The accompanying photo showed Bartra looking towards his family. He had a cast on most of his right arm and around his left wrist.

On Saturday, Borussia Dortmund CEO Hans-Joachim Watzke told a German magazine that he flirted with pulling the club out of the Champions League before resolving not to give in to the bombers. “I briefly asked myself if we shouldn’t withdraw completely from the competition, but that would have been a victory for those responsible for the attack,” he said.

Dortmund, by the way, bounced back from the trauma to earn an emotion-filled 3-1 home win over Eintracht Frankfurt in the Bundesliga on Saturday. Marco Reus, who struck with an audacious back heel after just two minutes, Sokratis Papastathopoulos and Pierre-Emerick Aubemayang were all on target after the Dortmund fans gave their players a rousing reception back at the Westfalenstadion.

Meanwhile, the explosives used in the attack may have come from supplies belonging to the German armed forces, a newspaper cited a source involved in the investigation as saying on Saturday.

It is still unclear who carried out Tuesday’s attack. German prosecutors have doubts about the authenticity of letters that suggested Islamist militants were behind it and Bild newspaper cited an investigator as saying right-wing extremists were probably responsible.

“The explosives in the pipe bombs, which were filled with metal pins, might have come from the stocks of the German armed forces but that’s still being checked,” newspaper Welt am Sonntag cited a source involved in the investigation as saying.
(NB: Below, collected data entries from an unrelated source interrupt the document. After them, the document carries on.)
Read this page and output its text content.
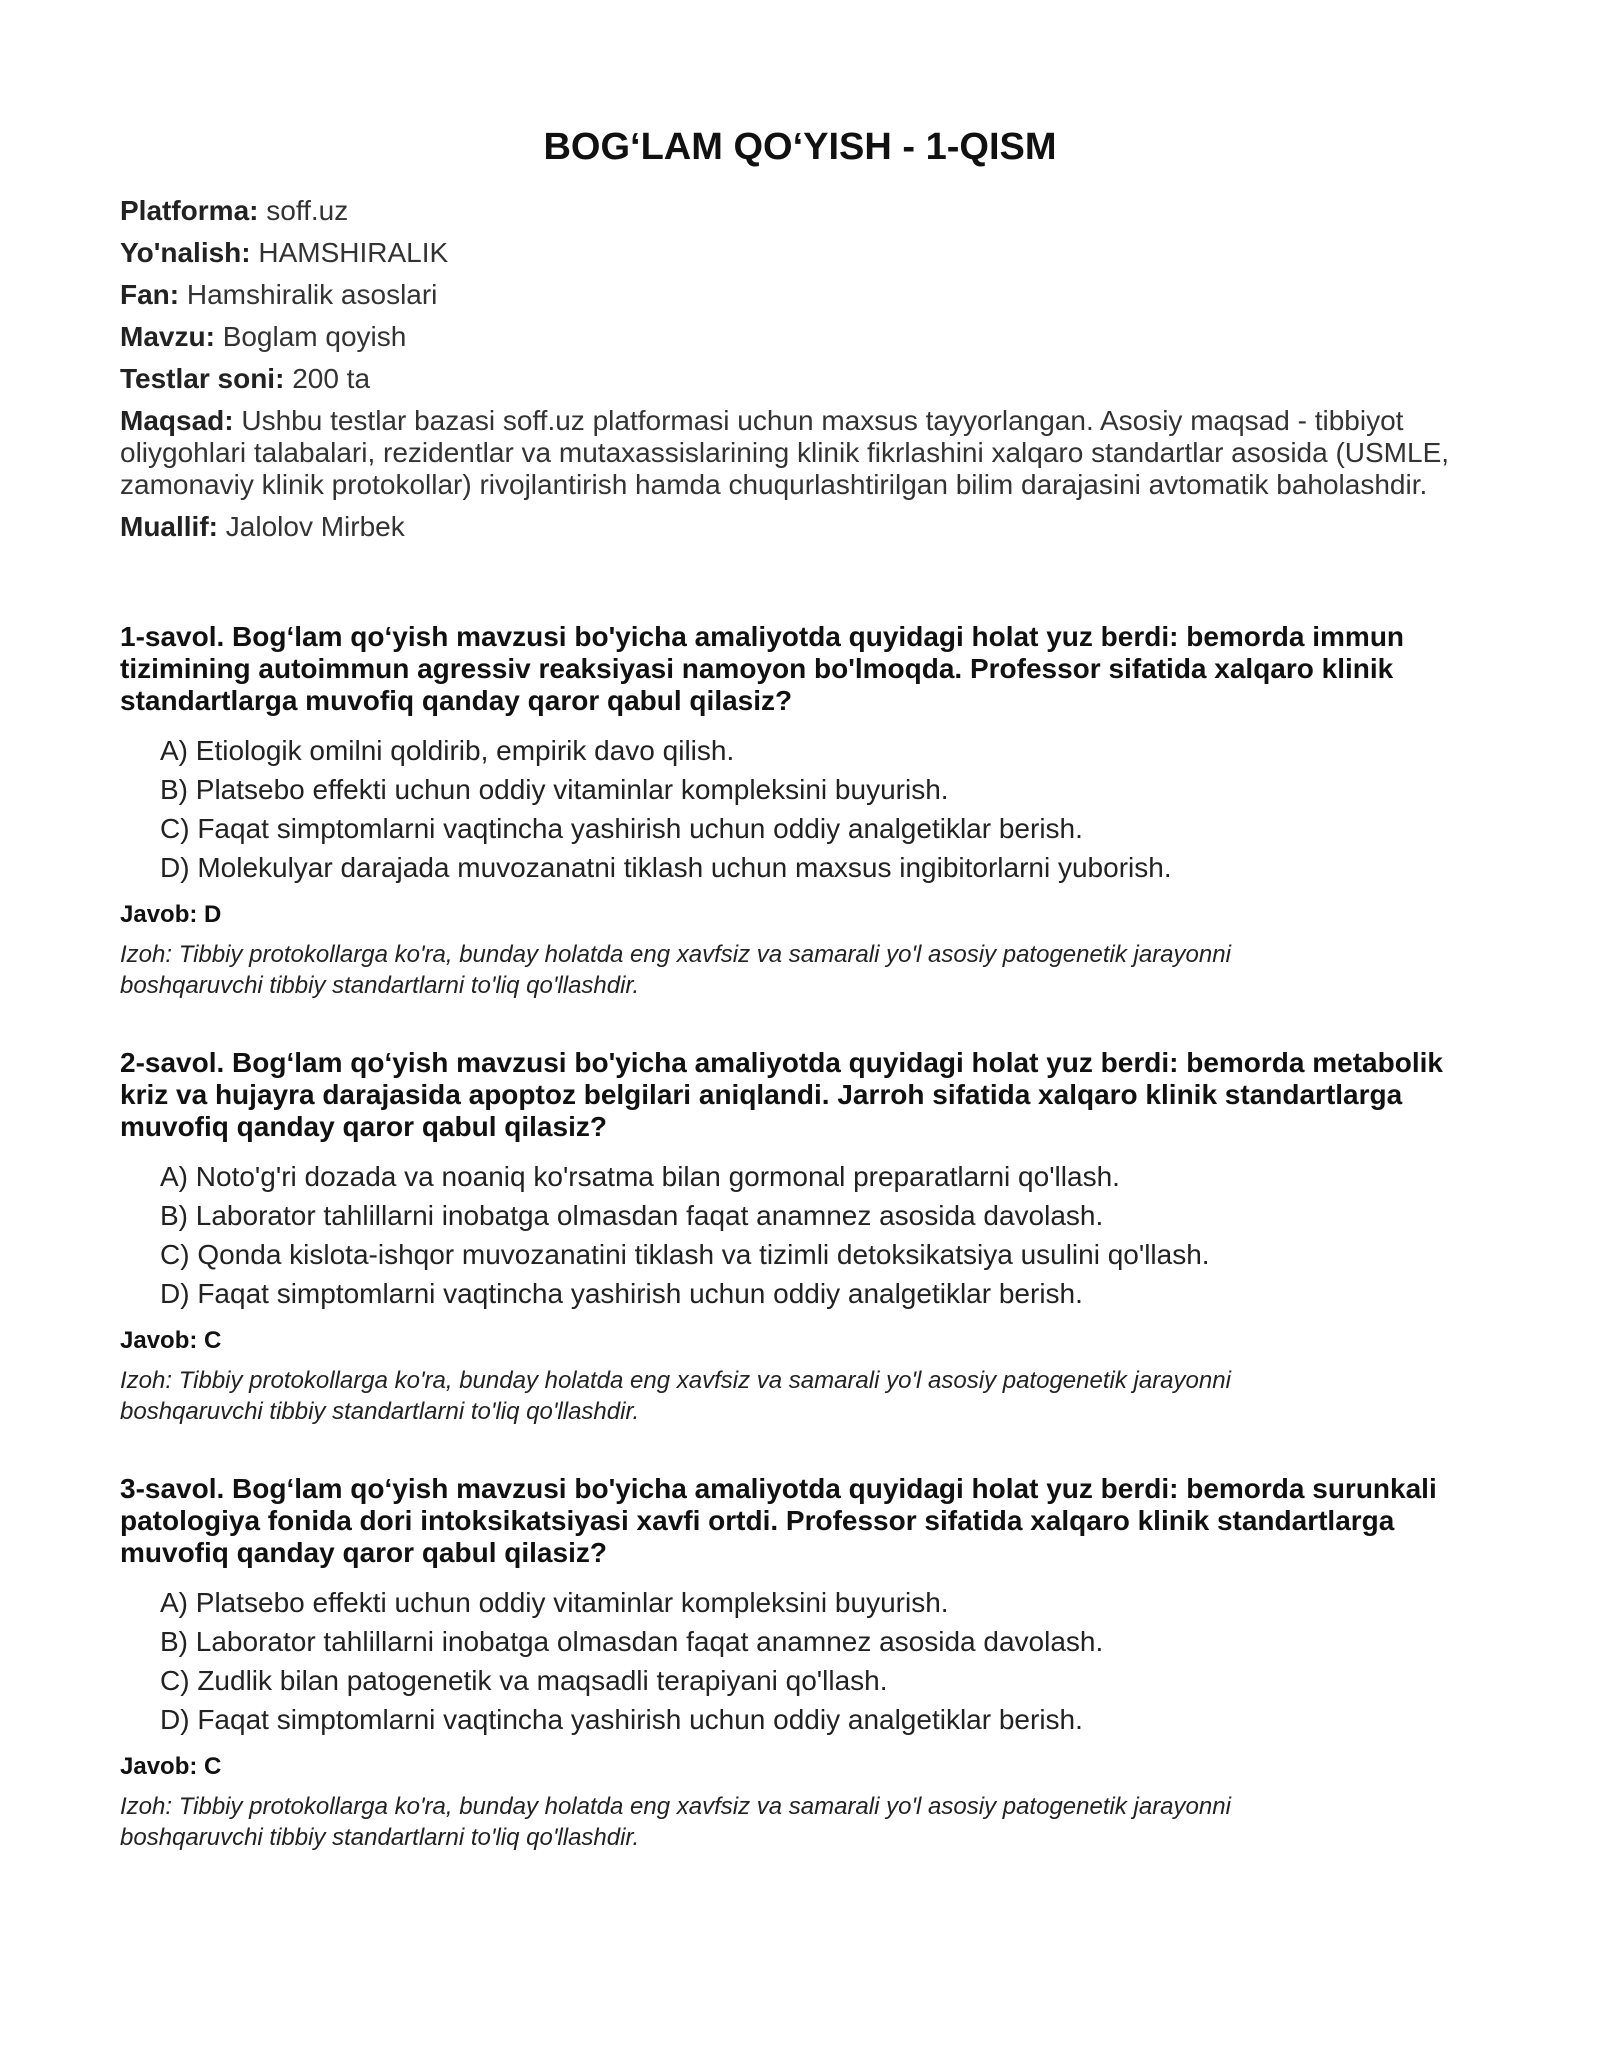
BOG‘LAM QO‘YISH - 1-QISM
Platforma: soff.uz
Yo'nalish: HAMSHIRALIK
Fan: Hamshiralik asoslari
Mavzu: Boglam qoyish
Testlar soni: 200 ta
Maqsad: Ushbu testlar bazasi soff.uz platformasi uchun maxsus tayyorlangan. Asosiy maqsad - tibbiyot oliygohlari talabalari, rezidentlar va mutaxassislarining klinik fikrlashini xalqaro standartlar asosida (USMLE, zamonaviy klinik protokollar) rivojlantirish hamda chuqurlashtirilgan bilim darajasini avtomatik baholashdir.
Muallif: Jalolov Mirbek

1-savol. Bog‘lam qo‘yish mavzusi bo'yicha amaliyotda quyidagi holat yuz berdi: bemorda immun tizimining autoimmun agressiv reaksiyasi namoyon bo'lmoqda. Professor sifatida xalqaro klinik standartlarga muvofiq qanday qaror qabul qilasiz?

A) Etiologik omilni qoldirib, empirik davo qilish.
B) Platsebo effekti uchun oddiy vitaminlar kompleksini buyurish.
C) Faqat simptomlarni vaqtincha yashirish uchun oddiy analgetiklar berish.
D) Molekulyar darajada muvozanatni tiklash uchun maxsus ingibitorlarni yuborish.
Javob: D
Izoh: Tibbiy protokollarga ko'ra, bunday holatda eng xavfsiz va samarali yo'l asosiy patogenetik jarayonni boshqaruvchi tibbiy standartlarni to'liq qo'llashdir.

2-savol. Bog‘lam qo‘yish mavzusi bo'yicha amaliyotda quyidagi holat yuz berdi: bemorda metabolik kriz va hujayra darajasida apoptoz belgilari aniqlandi. Jarroh sifatida xalqaro klinik standartlarga muvofiq qanday qaror qabul qilasiz?

A) Noto'g'ri dozada va noaniq ko'rsatma bilan gormonal preparatlarni qo'llash.
B) Laborator tahlillarni inobatga olmasdan faqat anamnez asosida davolash.
C) Qonda kislota-ishqor muvozanatini tiklash va tizimli detoksikatsiya usulini qo'llash.
D) Faqat simptomlarni vaqtincha yashirish uchun oddiy analgetiklar berish.
Javob: C
Izoh: Tibbiy protokollarga ko'ra, bunday holatda eng xavfsiz va samarali yo'l asosiy patogenetik jarayonni boshqaruvchi tibbiy standartlarni to'liq qo'llashdir.

3-savol. Bog‘lam qo‘yish mavzusi bo'yicha amaliyotda quyidagi holat yuz berdi: bemorda surunkali patologiya fonida dori intoksikatsiyasi xavfi ortdi. Professor sifatida xalqaro klinik standartlarga muvofiq qanday qaror qabul qilasiz?

A) Platsebo effekti uchun oddiy vitaminlar kompleksini buyurish.
B) Laborator tahlillarni inobatga olmasdan faqat anamnez asosida davolash.
C) Zudlik bilan patogenetik va maqsadli terapiyani qo'llash.
D) Faqat simptomlarni vaqtincha yashirish uchun oddiy analgetiklar berish.
Javob: C
Izoh: Tibbiy protokollarga ko'ra, bunday holatda eng xavfsiz va samarali yo'l asosiy patogenetik jarayonni boshqaruvchi tibbiy standartlarni to'liq qo'llashdir.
The source also said that specialist knowledge was required to use the military detonators, which are not easy to get.
A spokeswoman for the federal public prosecutor’s office declined to comment on the report.

Welt am Sonntag said police thought further attacks were possible, citing a document sent to regional police headquarters as saying that soccer games, rock concerts and cultural events were particularly at risk.

It said regional police wanted to have a greater presence if necessary and use dogs trained to sniff out explosives.

Joachim Herrmann, interior minister of the state of Bavaria, told the same newspaper Bavaria planned to use more video surveillance, especially in crime hotspots and in public places - a controversial issue in Germany, where memories of the Nazi Gestapo and the Stasi security police still linger.

Joachim Thomas, chairman of the association of German stadium operators, told the newspaper he believed full-body scanners would be used at entrances to stadiums in future. Arnold Plickert, GdP police union’s deputy chairman, said police were overstretched already and did not have enough staff to keep watch over a team’s hotel night after night so clubs would have to provide extra security staff if they wanted that.